Nella mattinata di domani il primo ministro italiano e il neopremier libico Abdul Hamid Dbeibah firmeranno una dichiarazione congiunta. Il terreno è stato preparato da due rapide missioni del ministro degli Esteri Luigi Di Maio il 21 e 25 marzo, quando venne confermato il sostegno italiano al governo di unità nazionale, d’altro canto rilanciando progetti infrastrutturali messi in campo da tempo da Roma e Tripoli e mai realizzata.

A cominciare dall’autostrada costiera dal confine tunisino a Bengasi, che prima ancora d’essere realizzata viene già chiamata “Salerno-Reggio Calabria” libica, alludendo alla quantità di interessi territoriali, condizionamenti politici, pretese dei clan lungo tutto il tragitto. I più ottimisti la chiamano “autostrada della pace”, ma nel Paese le municipalità si preparano a negoziare su ogni singolo metro d’asfalto.

Poi c’è da ricostruire l’aeroporto internazionale della capitale Tripoli, i cui lavori a suo tempo furono assegnati a un consorzio italiano. Ci sarà da proteggere il ruolo dell’Eni, uscita ridimensionata dal conflitto decennale che ha aperto nuove vie d’accesso agli idrocarburi alle multinazionali francesi e anche a quelle russe. La grande arteria costiera, secondo gli accordi siglati nel 2008 dall’allora premier Silvio Berlusconi e dal colonnello Muammar Gheddafi, avrebbe dovuto attraversare la Libia per 1.750 chilometri, come risarcimento per i danni causati dall’Italia durante il periodo coloniale. Il tracciato è quello della strada fascista, inaugurata nel 1937 da Benito Mussolini e conosciuta anche come “via Balbia”, evocando le azioni di Italo Balbo.

L’Italia però dovrà decidere nelle prossime settimane attraverso il Parlamento il rifinanziamento delle attività in Libia. Al centro, ancora una volta, la gestione dei flussi migratori. Fino ad ora Tripoli ha ottenuto da Roma e dall’Ue centinaia di milioni solo per la cosiddetta guardia costiera, suddivisa in svariate polizie marittime, il cui ruolo è contestato soprattutto dalle organizzazioni internazionali e dalle Nazioni Unite. Di recente si è affermata una nuova sigla, i guardacoste del “Gacs”, una milizia del mare che risponde al ministero dell’Interno e i cui ufficiali vengono addestrati anche dalla Guardia di finanza italiana a Gaeta.

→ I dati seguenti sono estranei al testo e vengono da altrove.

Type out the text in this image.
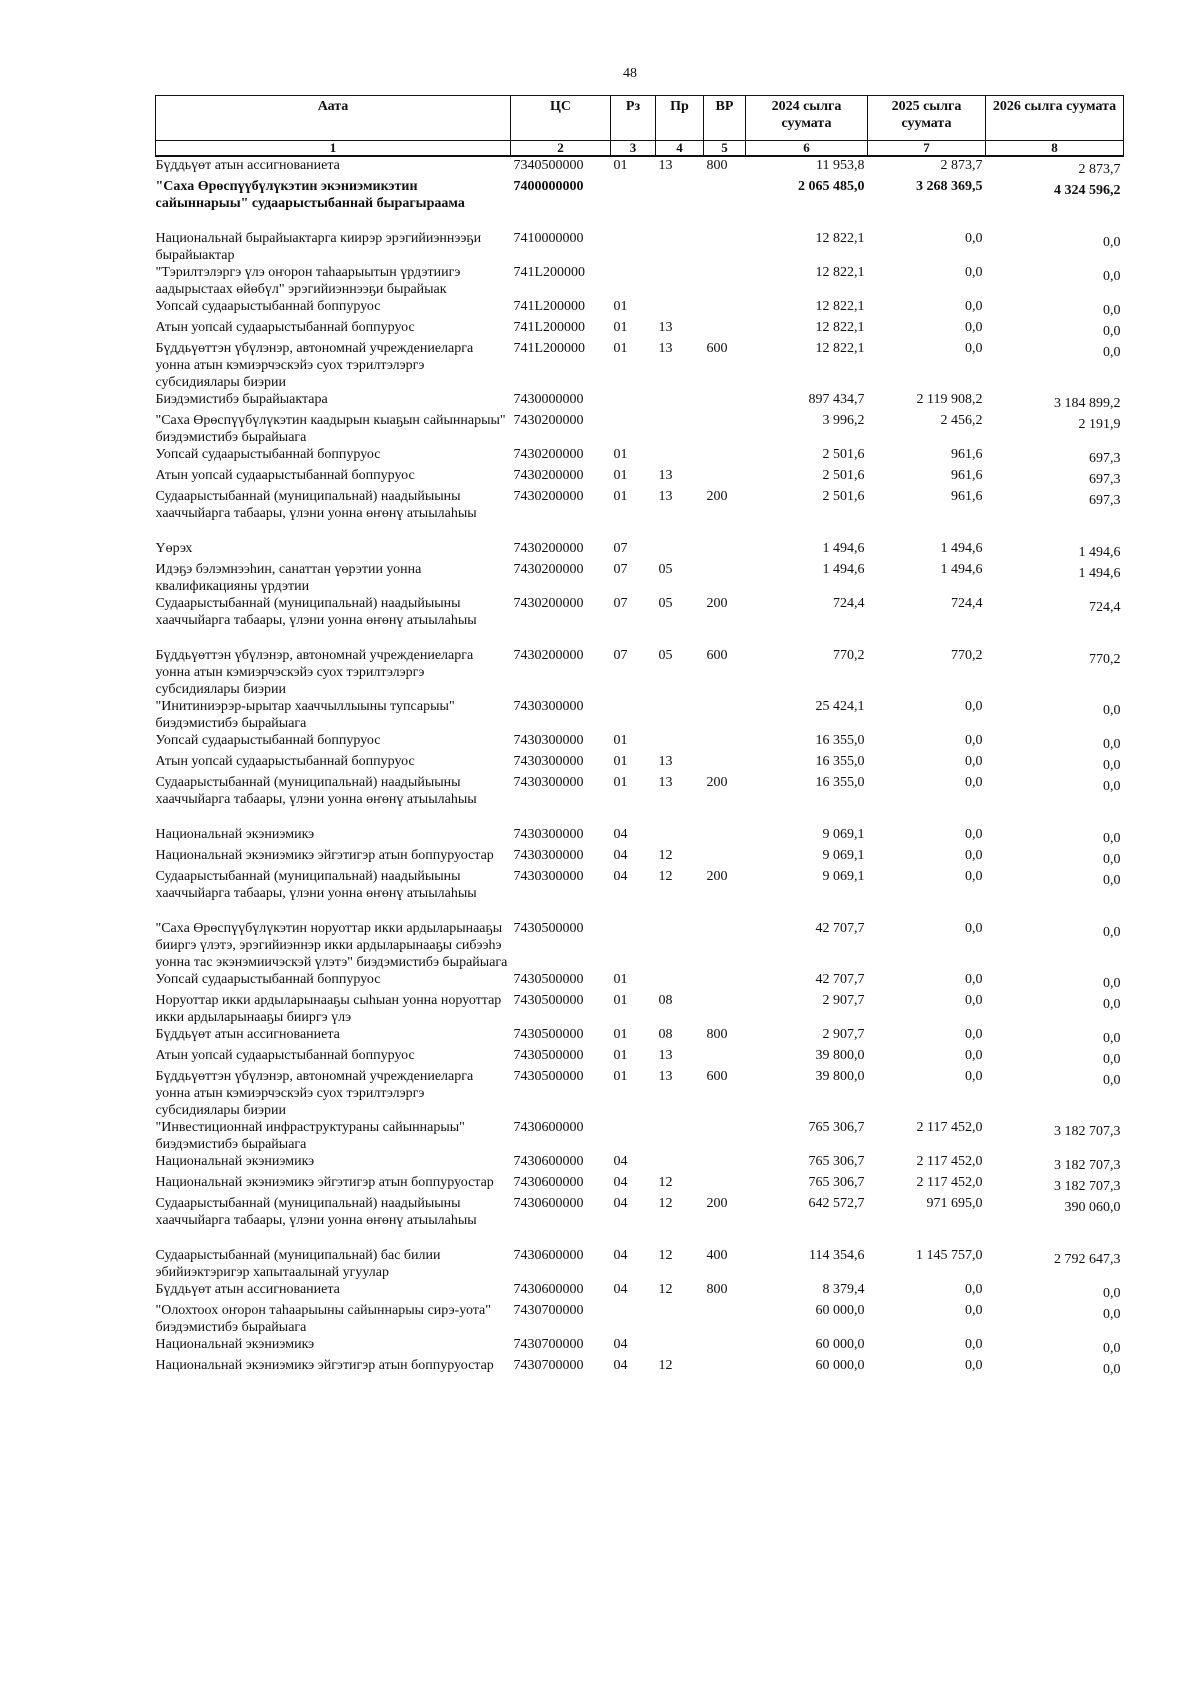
48
Аата	ЦС	Рз	Пр	ВР	2024 сылга суумата	2025 сылга суумата	2026 сылга суумата
1	2	3	4	5	6	7	8
Бүддьүөт атын ассигнованиета	7340500000	01	13	800	11 953,8	2 873,7	2 873,7
"Саха Өрөспүүбүлүкэтин экэниэмикэтин сайыннарыы" судаарыстыбаннай бырагыраама	7400000000				2 065 485,0	3 268 369,5	4 324 596,2
Национальнай бырайыактарга киирэр эрэгийиэннээҕи бырайыактар	7410000000				12 822,1	0,0	0,0
"Тэрилтэлэргэ үлэ оҥорон таһаарыытын үрдэтиигэ аадырыстаах өйөбүл" эрэгийиэннээҕи бырайыак	741L200000				12 822,1	0,0	0,0
Уопсай судаарыстыбаннай боппуруос	741L200000	01			12 822,1	0,0	0,0
Атын уопсай судаарыстыбаннай боппуруос	741L200000	01	13		12 822,1	0,0	0,0
Бүддьүөттэн үбүлэнэр, автономнай учреждениеларга уонна атын кэмиэрчэскэйэ суох тэрилтэлэргэ субсидиялары биэрии	741L200000	01	13	600	12 822,1	0,0	0,0
Биэдэмистибэ бырайыактара	7430000000				897 434,7	2 119 908,2	3 184 899,2
"Саха Өрөспүүбүлүкэтин каадырын кыаҕын сайыннарыы" биэдэмистибэ бырайыага	7430200000				3 996,2	2 456,2	2 191,9
Уопсай судаарыстыбаннай боппуруос	7430200000	01			2 501,6	961,6	697,3
Атын уопсай судаарыстыбаннай боппуруос	7430200000	01	13		2 501,6	961,6	697,3
Судаарыстыбаннай (муниципальнай) наадыйыыны хааччыйарга табаары, үлэни уонна өҥөнү атыылаһыы	7430200000	01	13	200	2 501,6	961,6	697,3
Үөрэх	7430200000	07			1 494,6	1 494,6	1 494,6
Идэҕэ бэлэмнээһин, санаттан үөрэтии уонна квалификацияны үрдэтии	7430200000	07	05		1 494,6	1 494,6	1 494,6
Судаарыстыбаннай (муниципальнай) наадыйыыны хааччыйарга табаары, үлэни уонна өҥөнү атыылаһыы	7430200000	07	05	200	724,4	724,4	724,4
Бүддьүөттэн үбүлэнэр, автономнай учреждениеларга уонна атын кэмиэрчэскэйэ суох тэрилтэлэргэ субсидиялары биэрии	7430200000	07	05	600	770,2	770,2	770,2
"Инитиниэрэр-ырытар хааччыллыыны тупсарыы" биэдэмистибэ бырайыага	7430300000				25 424,1	0,0	0,0
Уопсай судаарыстыбаннай боппуруос	7430300000	01			16 355,0	0,0	0,0
Атын уопсай судаарыстыбаннай боппуруос	7430300000	01	13		16 355,0	0,0	0,0
Судаарыстыбаннай (муниципальнай) наадыйыыны хааччыйарга табаары, үлэни уонна өҥөнү атыылаһыы	7430300000	01	13	200	16 355,0	0,0	0,0
Национальнай экэниэмикэ	7430300000	04			9 069,1	0,0	0,0
Национальнай экэниэмикэ эйгэтигэр атын боппуруостар	7430300000	04	12		9 069,1	0,0	0,0
Судаарыстыбаннай (муниципальнай) наадыйыыны хааччыйарга табаары, үлэни уонна өҥөнү атыылаһыы	7430300000	04	12	200	9 069,1	0,0	0,0
"Саха Өрөспүүбүлүкэтин норуоттар икки ардыларынааҕы бииргэ үлэтэ, эрэгийиэннэр икки ардыларынааҕы сибээһэ уонна тас экэнэмиичэскэй үлэтэ" биэдэмистибэ бырайыага	7430500000				42 707,7	0,0	0,0
Уопсай судаарыстыбаннай боппуруос	7430500000	01			42 707,7	0,0	0,0
Норуоттар икки ардыларынааҕы сыһыан уонна норуоттар икки ардыларынааҕы бииргэ үлэ	7430500000	01	08		2 907,7	0,0	0,0
Бүддьүөт атын ассигнованиета	7430500000	01	08	800	2 907,7	0,0	0,0
Атын уопсай судаарыстыбаннай боппуруос	7430500000	01	13		39 800,0	0,0	0,0
Бүддьүөттэн үбүлэнэр, автономнай учреждениеларга уонна атын кэмиэрчэскэйэ суох тэрилтэлэргэ субсидиялары биэрии	7430500000	01	13	600	39 800,0	0,0	0,0
"Инвестиционнай инфраструктураны сайыннарыы" биэдэмистибэ бырайыага	7430600000				765 306,7	2 117 452,0	3 182 707,3
Национальнай экэниэмикэ	7430600000	04			765 306,7	2 117 452,0	3 182 707,3
Национальнай экэниэмикэ эйгэтигэр атын боппуруостар	7430600000	04	12		765 306,7	2 117 452,0	3 182 707,3
Судаарыстыбаннай (муниципальнай) наадыйыыны хааччыйарга табаары, үлэни уонна өҥөнү атыылаһыы	7430600000	04	12	200	642 572,7	971 695,0	390 060,0
Судаарыстыбаннай (муниципальнай) бас билии эбийиэктэригэр хапытаалынай угуулар	7430600000	04	12	400	114 354,6	1 145 757,0	2 792 647,3
Бүддьүөт атын ассигнованиета	7430600000	04	12	800	8 379,4	0,0	0,0
"Олохтоох оҥорон таһаарыыны сайыннарыы сирэ-уота" биэдэмистибэ бырайыага	7430700000				60 000,0	0,0	0,0
Национальнай экэниэмикэ	7430700000	04			60 000,0	0,0	0,0
Национальнай экэниэмикэ эйгэтигэр атын боппуруостар	7430700000	04	12		60 000,0	0,0	0,0
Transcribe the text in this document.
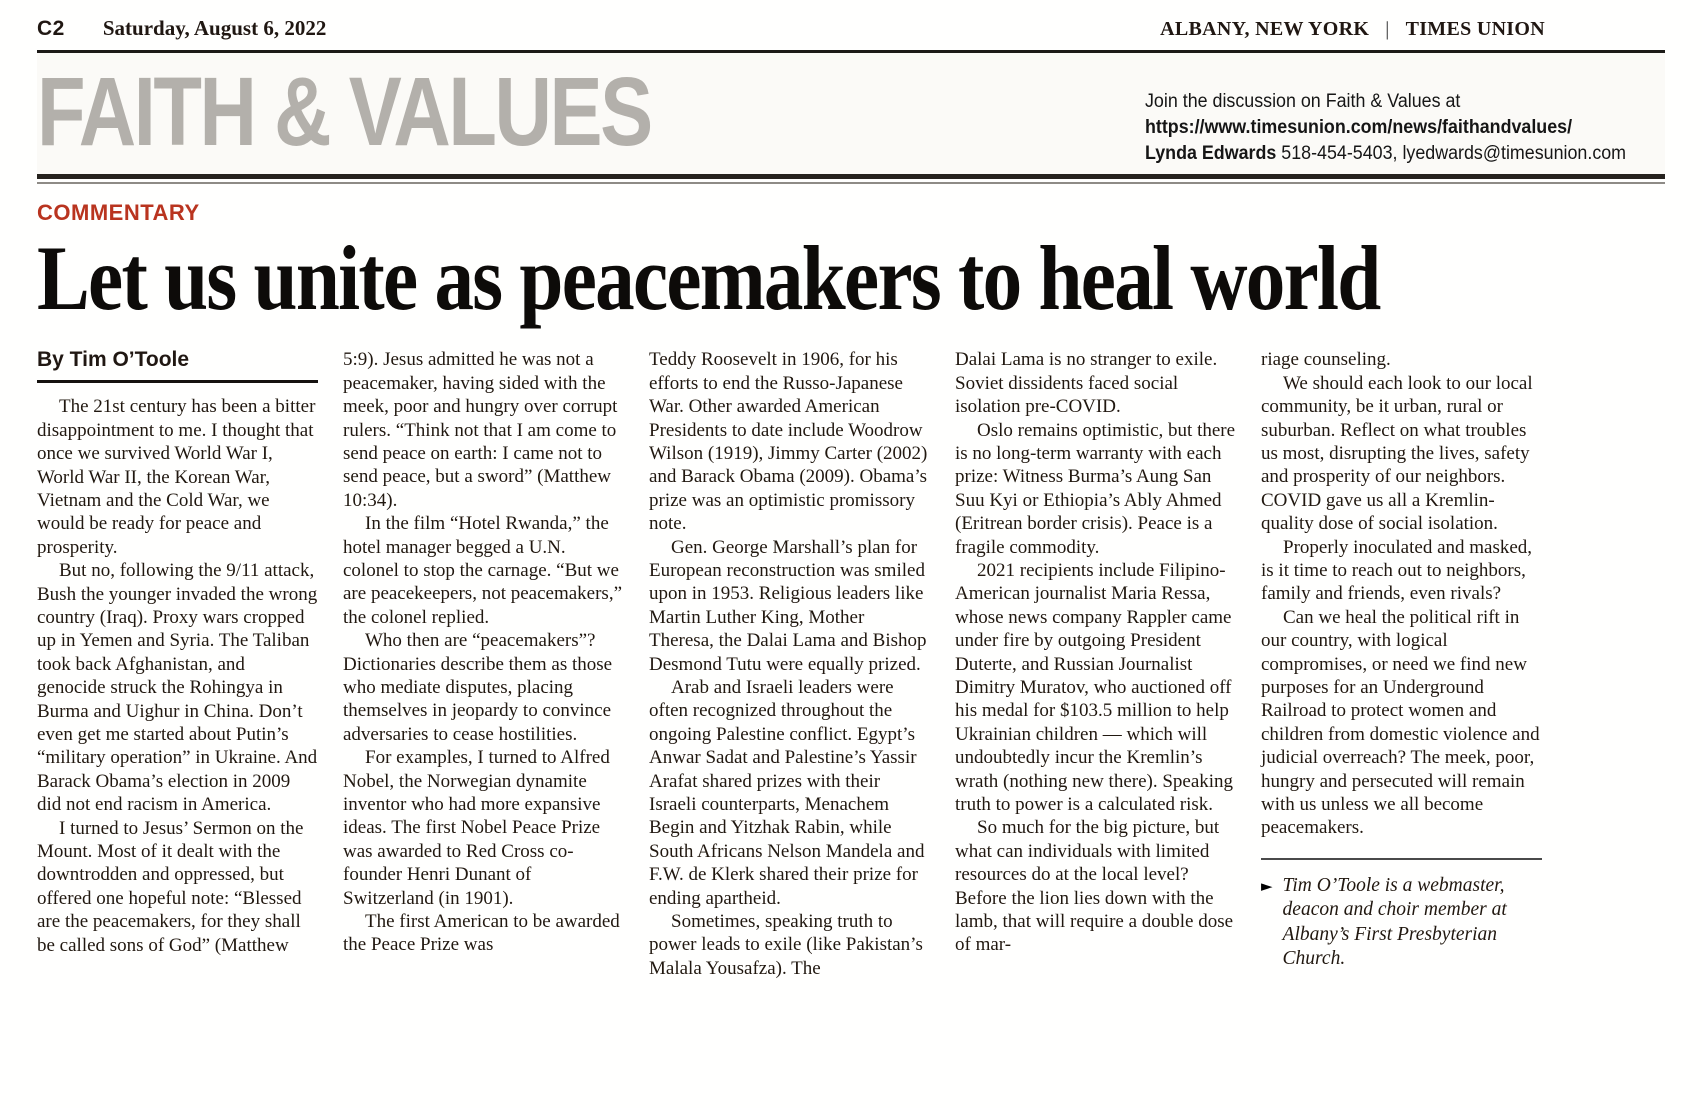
C2 Saturday, August 6, 2022	ALBANY, NEW YORK | TIMES UNION
FAITH & VALUES	Join the discussion on Faith & Values at
https://www.timesunion.com/news/faithandvalues/
Lynda Edwards 518-454-5403, lyedwards@timesunion.com
COMMENTARY
Let us unite as peacemakers to heal world
By Tim O’Toole

The 21st century has been a bitter disappointment to me. I thought that once we survived World War I, World War II, the Korean War, Vietnam and the Cold War, we would be ready for peace and prosperity.

But no, following the 9/11 attack, Bush the younger invaded the wrong country (Iraq). Proxy wars cropped up in Yemen and Syria. The Taliban took back Afghanistan, and genocide struck the Rohingya in Burma and Uighur in China. Don’t even get me started about Putin’s “military operation” in Ukraine. And Barack Obama’s election in 2009 did not end racism in America.

I turned to Jesus’ Sermon on the Mount. Most of it dealt with the downtrodden and oppressed, but offered one hopeful note: “Blessed are the peacemakers, for they shall be called sons of God” (Matthew

5:9). Jesus admitted he was not a peacemaker, having sided with the meek, poor and hungry over corrupt rulers. “Think not that I am come to send peace on earth: I came not to send peace, but a sword” (Matthew 10:34).

In the film “Hotel Rwanda,” the hotel manager begged a U.N. colonel to stop the carnage. “But we are peacekeepers, not peacemakers,” the colonel replied.

Who then are “peacemakers”? Dictionaries describe them as those who mediate disputes, placing themselves in jeopardy to convince adversaries to cease hostilities.

For examples, I turned to Alfred Nobel, the Norwegian dynamite inventor who had more expansive ideas. The first Nobel Peace Prize was awarded to Red Cross co-founder Henri Dunant of Switzerland (in 1901).

The first American to be awarded the Peace Prize was

Teddy Roosevelt in 1906, for his efforts to end the Russo-Japanese War. Other awarded American Presidents to date include Woodrow Wilson (1919), Jimmy Carter (2002) and Barack Obama (2009). Obama’s prize was an optimistic promissory note.

Gen. George Marshall’s plan for European reconstruction was smiled upon in 1953. Religious leaders like Martin Luther King, Mother Theresa, the Dalai Lama and Bishop Desmond Tutu were equally prized.

Arab and Israeli leaders were often recognized throughout the ongoing Palestine conflict. Egypt’s Anwar Sadat and Palestine’s Yassir Arafat shared prizes with their Israeli counterparts, Menachem Begin and Yitzhak Rabin, while South Africans Nelson Mandela and F.W. de Klerk shared their prize for ending apartheid.

Sometimes, speaking truth to power leads to exile (like Pakistan’s Malala Yousafza). The

Dalai Lama is no stranger to exile. Soviet dissidents faced social isolation pre-COVID.

Oslo remains optimistic, but there is no long-term warranty with each prize: Witness Burma’s Aung San Suu Kyi or Ethiopia’s Ably Ahmed (Eritrean border crisis). Peace is a fragile commodity.

2021 recipients include Filipino-American journalist Maria Ressa, whose news company Rappler came under fire by outgoing President Duterte, and Russian Journalist Dimitry Muratov, who auctioned off his medal for $103.5 million to help Ukrainian children — which will undoubtedly incur the Kremlin’s wrath (nothing new there). Speaking truth to power is a calculated risk.

So much for the big picture, but what can individuals with limited resources do at the local level? Before the lion lies down with the lamb, that will require a double dose of mar-

riage counseling.

We should each look to our local community, be it urban, rural or suburban. Reflect on what troubles us most, disrupting the lives, safety and prosperity of our neighbors. COVID gave us all a Kremlin-quality dose of social isolation.

Properly inoculated and masked, is it time to reach out to neighbors, family and friends, even rivals?

Can we heal the political rift in our country, with logical compromises, or need we find new purposes for an Underground Railroad to protect women and children from domestic violence and judicial overreach? The meek, poor, hungry and persecuted will remain with us unless we all become peacemakers.

► Tim O’Toole is a webmaster, deacon and choir member at Albany’s First Presbyterian Church.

La vera sfida, però, sarà la revisione dei campi di prigionia dei migranti. Per le milizie si tratta di un “capitale” da sfruttare anche sui tavoli del negoziato politico e sembrano disposte a non rinunciare al loro controllo.

Perciò il successo e la caratura internazionale di Mario Draghi si misureranno soprattutto su questo piano, laddove fino ad ora un barile di petrolio conta di più di un profugo in catene.